Has $e^x = ax^2$ a general solution for all $x$?

Question

I was fiddling around with some math and stumbled upon $\exp(x) = a x^2$, finding myself unable to find a solution. Does it even have a general solution $a$ for all $x$? Some googling brought me to the Lambert W function, which I've never encountered before.

Answer 1

Lambert W solution like this: $$ e^x=ax^2 \\ e^{x/2} = \sqrt{a} \;x \\ \frac{1}{\sqrt{a}}=x\;e^{-x/2} \\ -\frac{1}{2\sqrt{a}}=-\frac{x}{2}\;e^{-x/2} \\ W\left(-\frac{1}{2\sqrt{a}}\right) = -\frac{x}{2} \\ -2W\left(-\frac{1}{2\sqrt{a}}\right)=x $$ ... and, as Robert notes, also solutions for the other square-root.

Answer 2

Which do you want to solve for, $a$ or $x$? Solving for $a$ is easy: $a = x^{-2} \exp(x)$ (assuming of course $x \ne 0$).
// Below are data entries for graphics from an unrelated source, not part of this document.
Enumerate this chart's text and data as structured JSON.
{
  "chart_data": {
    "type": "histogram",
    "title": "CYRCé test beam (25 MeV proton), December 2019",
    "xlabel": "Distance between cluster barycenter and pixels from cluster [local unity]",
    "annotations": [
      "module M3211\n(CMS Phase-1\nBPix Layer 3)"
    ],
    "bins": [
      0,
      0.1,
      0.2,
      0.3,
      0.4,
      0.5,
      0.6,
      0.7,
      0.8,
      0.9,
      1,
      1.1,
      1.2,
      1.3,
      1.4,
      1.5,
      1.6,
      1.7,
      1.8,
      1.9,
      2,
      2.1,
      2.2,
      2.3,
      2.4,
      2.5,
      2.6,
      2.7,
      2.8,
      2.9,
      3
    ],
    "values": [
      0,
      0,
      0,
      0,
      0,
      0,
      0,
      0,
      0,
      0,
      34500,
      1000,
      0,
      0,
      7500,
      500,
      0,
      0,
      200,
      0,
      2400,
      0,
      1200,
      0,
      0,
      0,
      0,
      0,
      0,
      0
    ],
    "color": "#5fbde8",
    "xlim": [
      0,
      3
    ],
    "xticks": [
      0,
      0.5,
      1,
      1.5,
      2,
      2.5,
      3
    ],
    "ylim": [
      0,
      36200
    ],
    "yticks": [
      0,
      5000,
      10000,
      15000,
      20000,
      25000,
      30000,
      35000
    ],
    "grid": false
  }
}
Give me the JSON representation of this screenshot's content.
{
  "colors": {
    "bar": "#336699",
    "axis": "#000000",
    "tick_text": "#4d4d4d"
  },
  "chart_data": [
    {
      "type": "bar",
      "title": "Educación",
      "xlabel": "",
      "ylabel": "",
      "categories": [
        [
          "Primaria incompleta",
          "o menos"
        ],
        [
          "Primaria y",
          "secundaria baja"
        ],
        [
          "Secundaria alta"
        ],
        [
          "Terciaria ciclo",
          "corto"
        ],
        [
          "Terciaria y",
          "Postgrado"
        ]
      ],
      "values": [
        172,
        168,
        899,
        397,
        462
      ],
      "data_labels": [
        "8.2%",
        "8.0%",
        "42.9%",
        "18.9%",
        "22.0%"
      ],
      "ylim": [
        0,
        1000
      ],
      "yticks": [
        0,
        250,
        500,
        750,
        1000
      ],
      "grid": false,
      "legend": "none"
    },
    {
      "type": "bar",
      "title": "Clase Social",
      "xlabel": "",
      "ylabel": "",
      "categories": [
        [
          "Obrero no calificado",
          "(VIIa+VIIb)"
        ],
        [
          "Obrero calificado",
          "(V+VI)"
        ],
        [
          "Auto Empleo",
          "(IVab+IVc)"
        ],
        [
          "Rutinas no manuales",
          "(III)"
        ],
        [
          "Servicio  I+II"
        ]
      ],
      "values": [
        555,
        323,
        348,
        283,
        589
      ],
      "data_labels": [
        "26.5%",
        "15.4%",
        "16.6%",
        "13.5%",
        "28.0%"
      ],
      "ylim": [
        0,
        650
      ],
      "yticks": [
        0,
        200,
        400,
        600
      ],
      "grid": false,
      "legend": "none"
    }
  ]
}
Solving for $x$ is where you need Lambert: $$ x = - 2 W(\pm 1/(2 \sqrt{a}))$$ where $W$ is a branch of the Lambert W function. If $a$ is real and you're looking for real solutions, there are none if $a \le 0$, one ($-2 W(+1/\sqrt{a})$) if $0 < a < e^2/4$, two if $a = e^2/4$, three if $a > e^2/4$.